Certaines personnes sont socialement reconnues, on se demande pourquoi. Prenez Adler, psychanalyste qu'il se dit. Voilà t'y pas qu'un patient entre dans son bureau qu'il fulmine déjà en pensant qu'encore une fois, on lui a filé entre les pattes un torturé dont le « niveau social n'est pas très élevé » et sans doute « trop gâté étant enfant ». Se prenant pour Caïn levant le bras sur Abel, il se retient d'abattre le couperet sur la nuque de son patient seulement pour ne pas finir en tôle. C'est absurde de se faire psychanalyste alors qu'on déteste les enfants gâtés. C'est un peu comme si on allait à une soirée open bar chez des amis minutieusement choisis pour leur prodigalité éthylique et que ceux-ci nous signalaient en entrant qu'au fait, il faut sortir sur le palier si on a envie de fumer une clope, des fois qu'en plein coma éthylique, on pense encore à préserver son capital poumons.
Non seulement Adler n'a rien compris au plus noble objectif de la psychanalyse mais en plus, c'est un salaud. Un genre de docteur Gachet, dont
Antonin Artaud accuse, dans son rapport avec le van Gogh, la « jalousie aussi consciente qu'inavouée ». En effet, personne n'aimerait être médecin plutôt que fou –l'idéal étant bien sûr de cumuler les deux insignes en même temps.

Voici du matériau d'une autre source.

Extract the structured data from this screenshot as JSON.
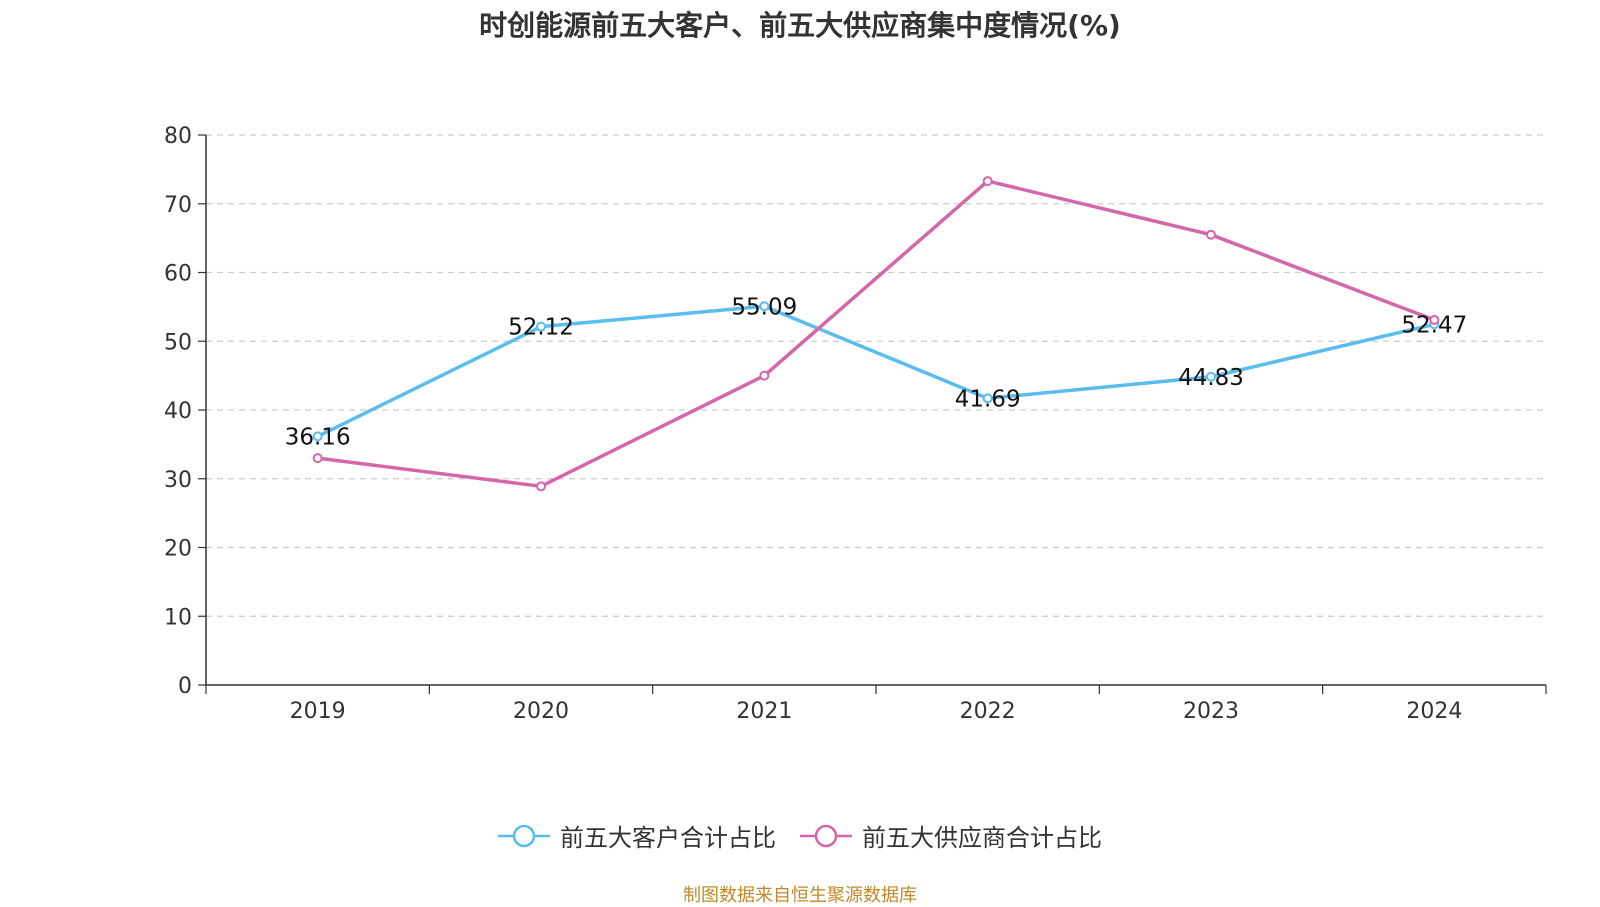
{
  "chart_data": {
    "type": "line",
    "title": "时创能源前五大客户、前五大供应商集中度情况(%)",
    "categories": [
      "2019",
      "2020",
      "2021",
      "2022",
      "2023",
      "2024"
    ],
    "ylim": [
      0,
      80
    ],
    "yticks": [
      0,
      10,
      20,
      30,
      40,
      50,
      60,
      70,
      80
    ],
    "grid": true,
    "legend_position": "bottom",
    "series": [
      {
        "name": "前五大客户合计占比",
        "color": "#5bbcf0",
        "values": [
          36.16,
          52.12,
          55.09,
          41.69,
          44.83,
          52.47
        ],
        "labels": [
          "36.16",
          "52.12",
          "55.09",
          "41.69",
          "44.83",
          "52.47"
        ]
      },
      {
        "name": "前五大供应商合计占比",
        "color": "#d466a9",
        "values": [
          33.0,
          28.9,
          45.0,
          73.3,
          65.5,
          53.1
        ]
      }
    ]
  },
  "source": "制图数据来自恒生聚源数据库"
}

Plutôt que de vendre le petit local où il exerce et de le refiler à quelqu'un de plus méritant, se reconvertissant dans la foulée pour exercer un boulot bien vache qui l'empêchera de se la couler douce en écrivant des torchons, Adler continue malheureusement à se vanter psychanalyste. Selon lui, ses patients sont des cons. Pourquoi sont-ils cons ? Parce qu'ils tiennent trop à leurs névroses et leur insociabilité et qu'ils mettent en péril le fragile équilibre de notre communauté humaine. Ainsi, selon Adler, il serait temps que les névrosés et autres asociaux cessent de s'intéresser à leurs problèmes d'Oedipe pour contribuer aux grandes
oeuvres culturelles et artistiques. C'est vrai, mais on s'en fout. Je veux dire, on s'en fout des
oeuvres de l'humanité. Mais non, Adler croit que c'est important et que l'humanité, avec ses petites croûtes, va vraiment faire bander le cosmos. Pauvre baby, il croit que le groupe de l'humain, en vertu d'une hypothétique théorie de l'évolution bientôt périmée, doit étendre son hégémonie sur la planète pour des siècles et plus encore si le monde est vraiment con. Il résume son programme frelaté de la façon suivante : « le but de l'âme humaine est le triomphe, la perfection, la sécurité, la supériorité ». C'est bien médiocre. On pourrait pourtant faire mille fois pire.
Je balance le livre par la fenêtre, assurée qu'il y aura plein de crottes de chiens pour en assurer la réception vingt mètres au-dessous. Puissent tous les sens de la vie connaître fin aussi glorieuse.